Negli anni ’70 e ’80, nel corso di una lotta per il lavoro e per una forma di agricoltura più giusta, i lavoratori di Marinaleda furono coinvolti in varie occupazioni ed espropriazioni di terre agricole, fino ad allora in mano ai latifondisti locali. Le occupazioni erano guidate da un giovane professore di storia, carismatico, radical-socialista, di nome Juan Manuel Sánchez Gordillo, che guidava il Sindicato de Obreros del Campo (Unione dei lavoratori agricoli). Lo stesso uomo che, nel 1979, con le prime elezioni democratiche del post-franchismo, fu eletto sindaco di Marinaleda e che ancora ne ricopre la carica. Gordillo ha, da sempre, sostenuto la teoria: «la terra a chi la lavora» e ha lottato affinché questa diventasse legge, così, dopo 12 anni di revolución non-violenta, nel 1992 è riuscito ad espropriare 1200 ettari, che sono stati concessi dal governo andaluso agli abitanti di Marinaleda. Nei 35 anni successivi alla sua elezione, ispirandosi ai valori del socialismo reale, ha messo in piedi un sistema di welfare che garantisce la sussistenza all’intera comunità. Il risultato attuale è la piena occupazione e l’utopia di un sistema sociale e produttivo basato sulla cooperazione e sulla solidarietà tra pari.

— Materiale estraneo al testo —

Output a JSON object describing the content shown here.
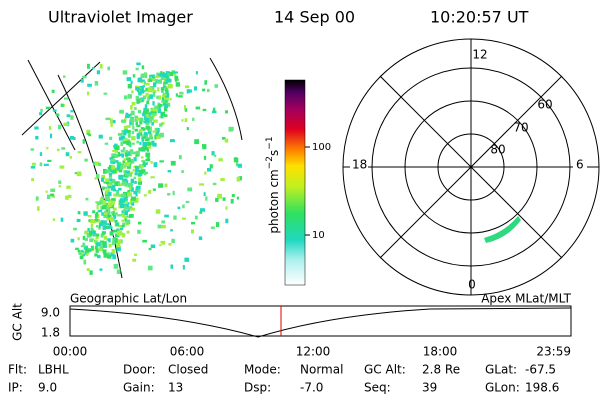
{
  "header": {
    "title": "Ultraviolet Imager",
    "date": "14 Sep 00",
    "time": "10:20:57 UT"
  },
  "colorbar": {
    "label": {
      "base": "photon cm",
      "exp1": "−2",
      "unit": "s",
      "exp2": "−1"
    },
    "ticks": [
      100,
      10
    ]
  },
  "polar": {
    "mlt_labels": [
      12,
      18,
      6,
      0
    ],
    "lat_labels": [
      60,
      70,
      80
    ]
  },
  "strip": {
    "left_label": "Geographic Lat/Lon",
    "right_label": "Apex  MLat/MLT",
    "y_label": "GC Alt",
    "y_ticks": [
      "9.0",
      "1.8"
    ],
    "x_ticks": [
      "00:00",
      "06:00",
      "12:00",
      "18:00",
      "23:59"
    ]
  },
  "footer": {
    "rows": [
      [
        [
          "Flt:",
          "LBHL"
        ],
        [
          "Door:",
          "Closed"
        ],
        [
          "Mode:",
          "Normal"
        ],
        [
          "GC Alt:",
          "2.8 Re"
        ],
        [
          "GLat:",
          "-67.5"
        ]
      ],
      [
        [
          "IP:",
          "9.0"
        ],
        [
          "Gain:",
          "13"
        ],
        [
          "Dsp:",
          "-7.0"
        ],
        [
          "Seq:",
          "39"
        ],
        [
          "GLon:",
          "198.6"
        ]
      ]
    ]
  }
}
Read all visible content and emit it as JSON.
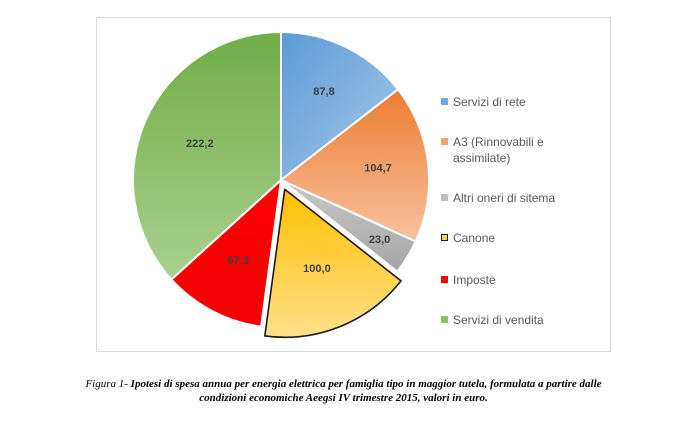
{
  "chart_data": {
    "type": "pie",
    "title": "",
    "categories": [
      "Servizi di rete",
      "A3 (Rinnovabili e assimilate)",
      "Altri oneri di sitema",
      "Canone",
      "Imposte",
      "Servizi di vendita"
    ],
    "values": [
      87.8,
      104.7,
      23.0,
      100.0,
      67.3,
      222.2
    ],
    "value_labels": [
      "87,8",
      "104,7",
      "23,0",
      "100,0",
      "67,3",
      "222,2"
    ],
    "colors": [
      "#6fa8dc",
      "#f4a46e",
      "#bfbfbf",
      "#ffd34f",
      "#ff0000",
      "#8fbd5a"
    ],
    "exploded_slice": "Canone",
    "legend_position": "right"
  },
  "legend": {
    "items": [
      {
        "label_lines": [
          "Servizi di rete"
        ],
        "color": "#6fa8dc"
      },
      {
        "label_lines": [
          "A3 (Rinnovabili e",
          "assimilate)"
        ],
        "color": "#f4a46e"
      },
      {
        "label_lines": [
          "Altri oneri di sitema"
        ],
        "color": "#bfbfbf"
      },
      {
        "label_lines": [
          "Canone"
        ],
        "color": "#ffd34f"
      },
      {
        "label_lines": [
          "Imposte"
        ],
        "color": "#ff0000"
      },
      {
        "label_lines": [
          "Servizi di vendita"
        ],
        "color": "#8fbd5a"
      }
    ]
  },
  "caption": {
    "lead": "Figura 1- ",
    "line1": "Ipotesi di spesa annua per energia elettrica per famiglia tipo in maggior tutela, formulata a partire dalle",
    "line2": "condizioni economiche Aeegsi IV trimestre 2015, valori in euro."
  }
}
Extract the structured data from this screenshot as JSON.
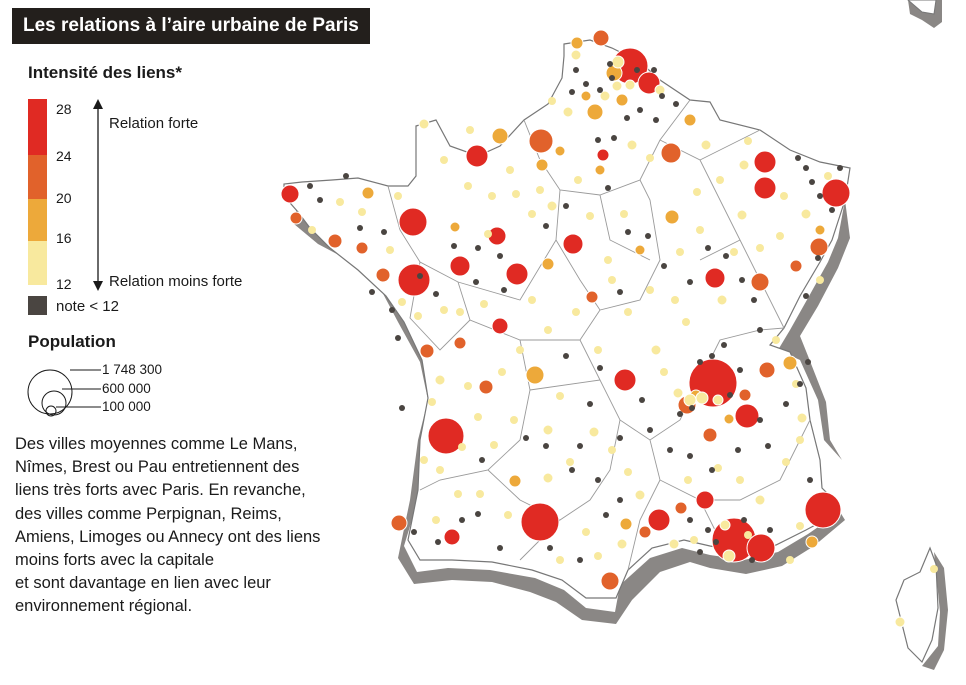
{
  "title": "Les relations à l’aire urbaine de Paris",
  "legend": {
    "intensity_title": "Intensité des liens*",
    "scale_values": [
      "28",
      "24",
      "20",
      "16",
      "12"
    ],
    "strong_label": "Relation forte",
    "weak_label": "Relation moins forte",
    "below_label": "note < 12",
    "colors": {
      "class_24_28": "#e02a23",
      "class_20_24": "#e1622b",
      "class_16_20": "#eda93a",
      "class_12_16": "#f8e99e",
      "below_12": "#4a4541",
      "land": "#ffffff",
      "border": "#9a9a9a",
      "relief": "#8a8785"
    },
    "population_title": "Population",
    "population_values": [
      "1 748 300",
      "600 000",
      "100 000"
    ]
  },
  "description": [
    "Des villes moyennes comme Le Mans,",
    "Nîmes, Brest ou Pau entretiennent des",
    "liens très forts avec Paris. En revanche,",
    "des villes comme Perpignan, Reims,",
    "Amiens, Limoges ou Annecy ont des liens",
    "moins forts avec la capitale",
    "et sont davantage en lien avec leur",
    "environnement régional."
  ]
}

Nella regione con più disoccupati d’Europa (il tasso di disoccupazione attuale dell’Andalusia è del 35,21%), nel Comune di Marinaleda non ce n’è neanche uno, grazie all’istituzione della Cooperativa Hu Humar-Marinaleda. La cooperativa agricola, ovviamente basata sui principi eco-friendly, produce carciofi, peperoni, fave, olio di oliva. Il comune è proprietario di una fabbrica di conserve, un frantoio, serre, allevamenti di bovini. Il salario è lo stesso per tutti (qualunque sia la mansione: 47 euro al giorno), i contadini sono divisi in squadre e ogni sera un furgone gira per le strade annunciando con il megafono quale squadra, l’indomani, andrà a lavorare. Nella cooperativa agricola è impiegato l’80% della popolazione, e se in qualche stagione i raccolti non vanno bene, si lavora meno ma si lavora tutti. Il restante 20%, invece, è impiegato in occupazioni socialmente utili (scuole, uffici, impianti sportivi, etc) e nella gestione di piccole attività commerciali (botteghe e negozi).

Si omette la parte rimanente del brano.